Plaintiff’s primary contention was that the FTC lacked substantive rulemaking authority under Sections 5 and 6 of the FTC Act to regulate “unfair methods of competition.” The court disagreed with plaintiff’s arguments and found that the FTC had clear legal authority to issue “procedural and substantive rules as is necessary to prevent unfair methods of competition” because nothing in Section 5 or 6 expressly limits FTC rulemaking power to procedural rules or enforcement power to adjudications. Id. at 26. In fact, the court viewed FTC Act Section 5’s directive to “prevent” unfair methods of competition as being an “inherently forward-looking directive, requiring the FTC to take action to avoid or avert a future occurrence in addition to remediating or stopping past harm.” Id. at 28.

The court next disagreed with plaintiff’s three arguments that the Rule exceeded the FTC Act’s authority, finding that (1) the Rule falls within the conduct described in the FTC Act’s Section 5 Policy Statement; (2) there is no federalism concern because federal and state antitrust laws overlap and operate in parallel; and (3) the Major Question Doctrine is inapplicable because the Rule falls squarely within the FTC’s core mandate and is similar to prior rules enacted by the FTC. Id. at 32 – 37. Lastly, the court quickly dispensed with plaintiff’s argument that Congress unconstitutionally delegated legislative authority to the FTC, noting that the nondelegation doctrine’s “intelligible principle” standard is not particularly demanding. As such, the court concluded that plaintiff failed to establish a reasonable likelihood that it would eventually succeed on the merits. Id. at 37 – 38.
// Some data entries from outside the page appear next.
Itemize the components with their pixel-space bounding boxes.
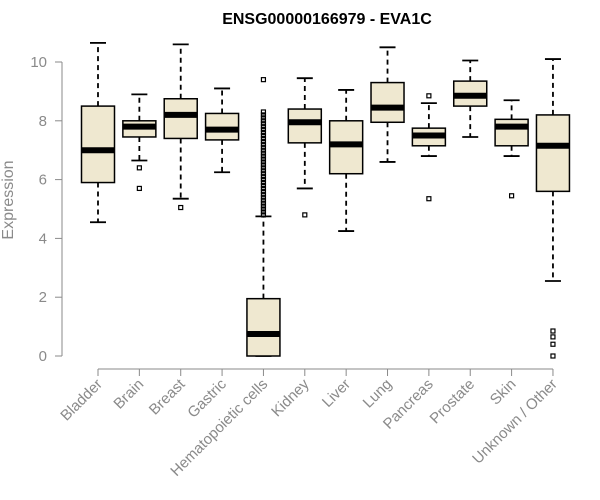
outlier-point <box>260 197 267 203</box>
outlier-point <box>260 112 267 118</box>
outlier-point <box>260 206 267 212</box>
box-group <box>411 93 447 202</box>
y-axis-label: Expression <box>0 160 17 239</box>
box-group <box>122 93 157 192</box>
iqr-box <box>287 108 323 144</box>
outlier-point <box>260 147 267 153</box>
x-tick-label: Breast <box>146 375 189 418</box>
outlier-point <box>260 185 267 192</box>
outlier-point <box>260 165 267 171</box>
iqr-box <box>535 114 571 193</box>
x-tick-label: Skin <box>487 376 520 409</box>
outlier-point <box>260 171 267 177</box>
outlier-point <box>260 118 267 124</box>
box-group <box>80 41 116 224</box>
box-group <box>328 89 364 232</box>
outlier-point <box>302 212 308 218</box>
outlier-point <box>260 121 267 127</box>
outlier-point <box>550 328 556 334</box>
outlier-point <box>260 194 267 200</box>
box-group <box>287 77 323 218</box>
x-tick-label: Liver <box>319 376 354 411</box>
outlier-point <box>136 185 142 192</box>
outlier-point <box>550 341 556 347</box>
box-group <box>204 87 240 174</box>
iqr-box <box>494 118 529 147</box>
outlier-point <box>260 209 267 215</box>
outlier-point <box>260 124 267 130</box>
outlier-point <box>550 334 556 340</box>
outlier-point <box>260 153 267 159</box>
outlier-point <box>260 174 267 180</box>
box-group <box>494 99 529 199</box>
x-tick-label: Prostate <box>427 376 479 428</box>
outlier-point <box>260 168 267 174</box>
outlier-point <box>260 109 267 115</box>
x-tick-label: Kidney <box>268 375 313 420</box>
outlier-point <box>260 188 267 194</box>
outlier-point <box>509 193 515 199</box>
outlier-point <box>260 144 267 150</box>
y-tick-label: 10 <box>30 54 47 71</box>
outlier-point <box>260 132 267 139</box>
y-tick-label: 6 <box>39 172 47 189</box>
x-tick-label: Lung <box>360 376 396 412</box>
outlier-point <box>178 204 184 211</box>
outlier-point <box>260 177 267 183</box>
outlier-point <box>260 162 267 168</box>
outlier-point <box>260 191 267 197</box>
iqr-box <box>370 81 405 124</box>
outlier-point <box>550 353 556 359</box>
y-axis: 0 2 4 6 8 10 <box>30 54 63 365</box>
outlier-point <box>426 93 432 99</box>
outlier-point <box>260 135 267 142</box>
box-group <box>452 59 488 138</box>
outlier-point <box>260 200 267 206</box>
outlier-point <box>260 179 267 186</box>
outlier-point <box>136 165 142 171</box>
y-tick-label: 8 <box>39 113 47 130</box>
outlier-point <box>260 212 267 218</box>
x-tick-label: Bladder <box>57 376 106 425</box>
box-group <box>246 77 281 357</box>
box-series <box>80 41 571 359</box>
box-group <box>535 58 571 359</box>
outlier-point <box>260 127 267 133</box>
iqr-box <box>246 297 281 357</box>
outlier-point <box>426 196 432 202</box>
outlier-point <box>260 159 267 165</box>
iqr-box <box>163 98 198 140</box>
outlier-point <box>260 138 267 144</box>
y-tick-label: 4 <box>39 230 47 247</box>
outlier-point <box>260 203 267 209</box>
x-tick-label: Brain <box>110 376 147 413</box>
outlier-point <box>260 77 267 83</box>
iqr-box <box>80 105 116 184</box>
outlier-point <box>260 156 267 162</box>
chart-title: ENSG00000166979 - EVA1C <box>222 11 432 28</box>
y-tick-label: 2 <box>39 289 47 306</box>
outlier-point <box>260 115 267 121</box>
box-group <box>163 43 198 211</box>
outlier-point <box>260 182 267 189</box>
box-group <box>370 46 405 163</box>
outlier-point <box>260 141 267 147</box>
outlier-point <box>260 150 267 156</box>
outlier-point <box>260 129 267 136</box>
y-tick-label: 0 <box>39 348 47 365</box>
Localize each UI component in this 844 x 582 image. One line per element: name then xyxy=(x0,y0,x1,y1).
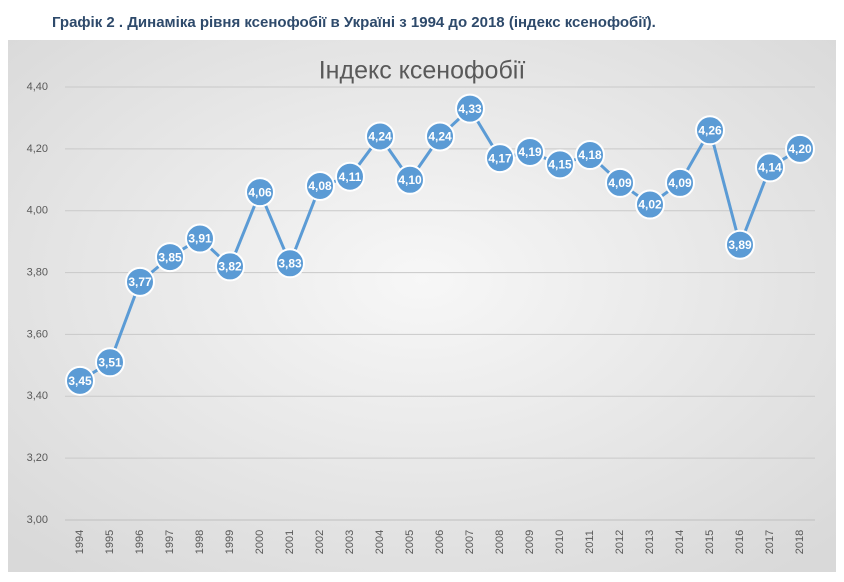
x-tick-label: 1994 xyxy=(74,530,86,554)
data-label: 4,20 xyxy=(788,142,812,156)
data-label: 4,11 xyxy=(339,170,362,184)
y-tick-label: 3,00 xyxy=(27,514,48,526)
data-point xyxy=(665,167,695,198)
data-point xyxy=(635,189,665,220)
x-tick-label: 1998 xyxy=(194,530,206,554)
data-point xyxy=(575,140,605,171)
data-label: 3,51 xyxy=(98,355,122,369)
data-label: 4,26 xyxy=(698,123,722,137)
data-label: 3,85 xyxy=(158,250,182,264)
x-tick-label: 1996 xyxy=(134,530,146,554)
x-tick-label: 2010 xyxy=(554,530,566,554)
data-label: 4,14 xyxy=(758,161,782,175)
data-point xyxy=(365,121,395,152)
y-tick-label: 4,20 xyxy=(27,143,48,155)
data-point xyxy=(275,248,305,279)
x-tick-label: 2016 xyxy=(734,530,746,554)
data-point xyxy=(545,149,575,180)
x-tick-label: 1999 xyxy=(224,530,236,554)
data-label: 4,09 xyxy=(668,176,692,190)
data-label: 4,10 xyxy=(398,173,422,187)
data-point xyxy=(185,223,215,254)
x-tick-label: 2013 xyxy=(644,530,656,554)
x-tick-label: 2005 xyxy=(404,530,416,554)
chart-title: Індекс ксенофобії xyxy=(319,57,526,85)
data-point xyxy=(425,121,455,152)
data-label: 3,82 xyxy=(218,260,242,274)
x-tick-label: 2018 xyxy=(794,530,806,554)
x-tick-label: 2000 xyxy=(254,530,266,554)
x-tick-label: 2009 xyxy=(524,530,536,554)
page-title: Графік 2 . Динаміка рівня ксенофобії в У… xyxy=(52,14,656,31)
data-point xyxy=(155,242,185,273)
data-label: 4,18 xyxy=(578,148,602,162)
x-tick-label: 2003 xyxy=(344,530,356,554)
y-tick-label: 3,40 xyxy=(27,390,48,402)
data-label: 4,02 xyxy=(638,198,662,212)
x-tick-label: 2001 xyxy=(284,530,296,554)
data-point xyxy=(695,115,725,146)
y-tick-label: 3,20 xyxy=(27,452,48,464)
data-label: 4,33 xyxy=(458,102,482,116)
data-point xyxy=(605,167,635,198)
data-label: 3,83 xyxy=(278,256,302,270)
x-tick-label: 2006 xyxy=(434,530,446,554)
x-tick-label: 2004 xyxy=(374,530,386,554)
x-tick-label: 1997 xyxy=(164,530,176,554)
data-label: 4,06 xyxy=(248,185,272,199)
data-point xyxy=(395,164,425,195)
x-tick-label: 2015 xyxy=(704,530,716,554)
data-label: 4,09 xyxy=(608,176,632,190)
data-point xyxy=(65,365,95,396)
data-point xyxy=(785,133,815,164)
y-tick-label: 3,60 xyxy=(27,328,48,340)
data-label: 4,08 xyxy=(308,179,332,193)
data-point xyxy=(455,93,485,124)
data-label: 3,45 xyxy=(68,374,92,388)
x-tick-label: 2002 xyxy=(314,530,326,554)
x-tick-label: 2008 xyxy=(494,530,506,554)
data-label: 4,15 xyxy=(548,157,572,171)
data-point xyxy=(95,347,125,378)
data-point xyxy=(215,251,245,282)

In contrast to this decision, earlier on July 3, 2024, Judge Ada Brown of the United States District Court for the Northern District of Texas concluded that the “FTC lack[ed] substantive rulemaking authority with respect to unfair methods of competition” under the FTC Act. Ryan, ECF No. 153 at 15 – 17. Judge Brown notably diverged from this court in its interpretation of FTC Act Section 6(g), which it viewed as a “housekeeping statute” only authorizing procedural rulemaking due to the absence of penalty provisions. Id. As such, Judge Brown preliminarily enjoined the FTC’s implementation of the Rule, but denied the request for a nationwide injunction. Id. at 28 – 31. Judge Brown will issue her final ruling on the merits of the underlying actions by August 30, 2024. For our prior discussion of Judge Brown’s decision, please see the litigation newsletter here.

There is also another case challenging the legality of the Rule and seeking a preliminary injunction currently pending in the United States District Court for the Middle District of Florida, setting up for a further split among the courts. See Properties of the Villages, Inc., No. 5:24-CV-00316. Barring the implementation of a nationwide injunction and pending further appeals—likely up to the Supreme Court—the Rule is set to go into effect on September 4, 2024.